Measuring Availability

Availability is not "is the server running?" — it is "did the message get delivered?" A connection server can be alive and dropping every message it handles. That is not available.


The health check trap

The instinct when monitoring availability is to ping the server — send a heartbeat every few seconds and check if it responds. If it responds, it's up.

Consider this scenario:

App server is running ✓
Health check endpoint returns 200 ✓
But: DynamoDB circuit breaker is OPEN
Result: every message write returns 503

From the health check perspective: server is healthy. From the user's perspective: no messages are being sent. The health check missed the actual failure entirely.

Availability must be measured on real user requests, not synthetic pings.


The availability SLI formula

Availability = successful operations / total operations

Message delivery availability:

Each app server tracks two counters: - messages_attempted — incremented on every message received - messages_delivered — incremented when delivery ack received from recipient

Delivery availability = messages_delivered / messages_attempted
Target: 99.99%

Connection success availability:

Each connection server tracks: - connection_attempts — incremented on every WebSocket upgrade request - connection_successes — incremented on successful WebSocket establishment

Connection availability = connection_successes / connection_attempts
Target: 99.9%

What counts as success for message delivery

Message sent → delivery ack received within 30s     ✓ success
Message sent → recipient offline → pending_deliveries → delivered on reconnect  ✓ success
Message sent → DynamoDB circuit OPEN → 503 returned  ✗ failure
Message sent → app server timeout                    ✗ failure
Message sent → rate limited (429)                    ✓ success (system worked correctly)

Rate limited messages count as successes — the system responded correctly to an abusive client. A 503 from a DynamoDB outage counts as a failure — the system broke.

Pending delivery (offline recipient) counts as a success — the message is durably stored and will be delivered. The system fulfilled its contract.


What counts as success for connections

WebSocket upgrade → connection established → authenticated  ✓ success
WebSocket upgrade → server overloaded → 503               ✗ failure
WebSocket upgrade → invalid auth token → 401              ✓ success (system worked correctly)
WebSocket upgrade → timeout                                ✗ failure

401 is a success — the system correctly rejected a bad token. 503 under load is a failure — the system couldn't serve the request.
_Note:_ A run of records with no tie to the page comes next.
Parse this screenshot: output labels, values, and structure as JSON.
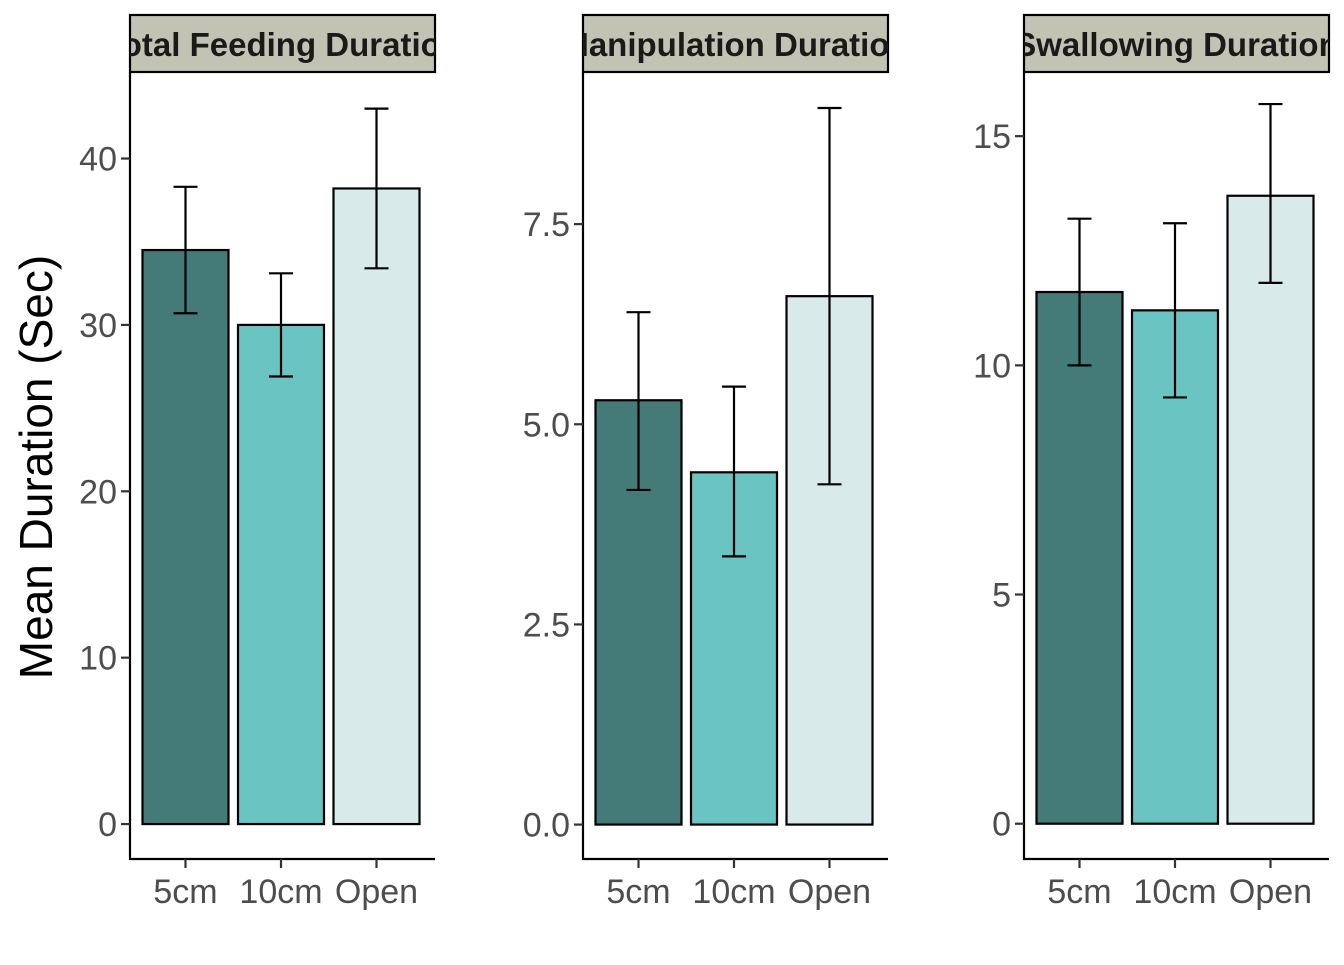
{
  "chart_data": {
    "type": "bar",
    "ylabel": "Mean Duration (Sec)",
    "categories": [
      "5cm",
      "10cm",
      "Open"
    ],
    "fill_colors": [
      "#447a78",
      "#69c4c2",
      "#d8eaea"
    ],
    "strip_fill": "#c2c3b3",
    "panels": [
      {
        "strip_label": "Total Feeding Duration",
        "values": [
          34.5,
          30.0,
          38.2
        ],
        "error_low": [
          30.7,
          26.9,
          33.4
        ],
        "error_high": [
          38.3,
          33.1,
          43.0
        ],
        "ylim": [
          -2.1,
          45.2
        ],
        "yticks": [
          0,
          10,
          20,
          30,
          40
        ],
        "ytick_labels": [
          "0",
          "10",
          "20",
          "30",
          "40"
        ]
      },
      {
        "strip_label": "Manipulation Duration",
        "values": [
          5.3,
          4.4,
          6.6
        ],
        "error_low": [
          4.18,
          3.35,
          4.25
        ],
        "error_high": [
          6.4,
          5.47,
          8.95
        ],
        "ylim": [
          -0.43,
          9.4
        ],
        "yticks": [
          0,
          2.5,
          5,
          7.5
        ],
        "ytick_labels": [
          "0.0",
          "2.5",
          "5.0",
          "7.5"
        ]
      },
      {
        "strip_label": "Swallowing Duration",
        "values": [
          11.6,
          11.2,
          13.7
        ],
        "error_low": [
          10.0,
          9.3,
          11.8
        ],
        "error_high": [
          13.2,
          13.1,
          15.7
        ],
        "ylim": [
          -0.77,
          16.4
        ],
        "yticks": [
          0,
          5,
          10,
          15
        ],
        "ytick_labels": [
          "0",
          "5",
          "10",
          "15"
        ]
      }
    ]
  }
}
Separate availability per path

Message delivery and connection success run on different infrastructure and have different failure modes. Measuring them separately means a connection storm pages immediately even while delivery metrics look healthy.

Connection availability SLI:  connection_successes / connection_attempts  → target 99.9%
Delivery availability SLI:    messages_delivered / messages_attempted     → target 99.99%

Interview framing

"Availability is measured on real traffic — successful operations divided by total. Rate limiting and 401s count as successes. 503s and timeouts count as failures. Pending delivery counts as success — message is durable. Connection and delivery are tracked separately so a connection server failure alerts independently of delivery health."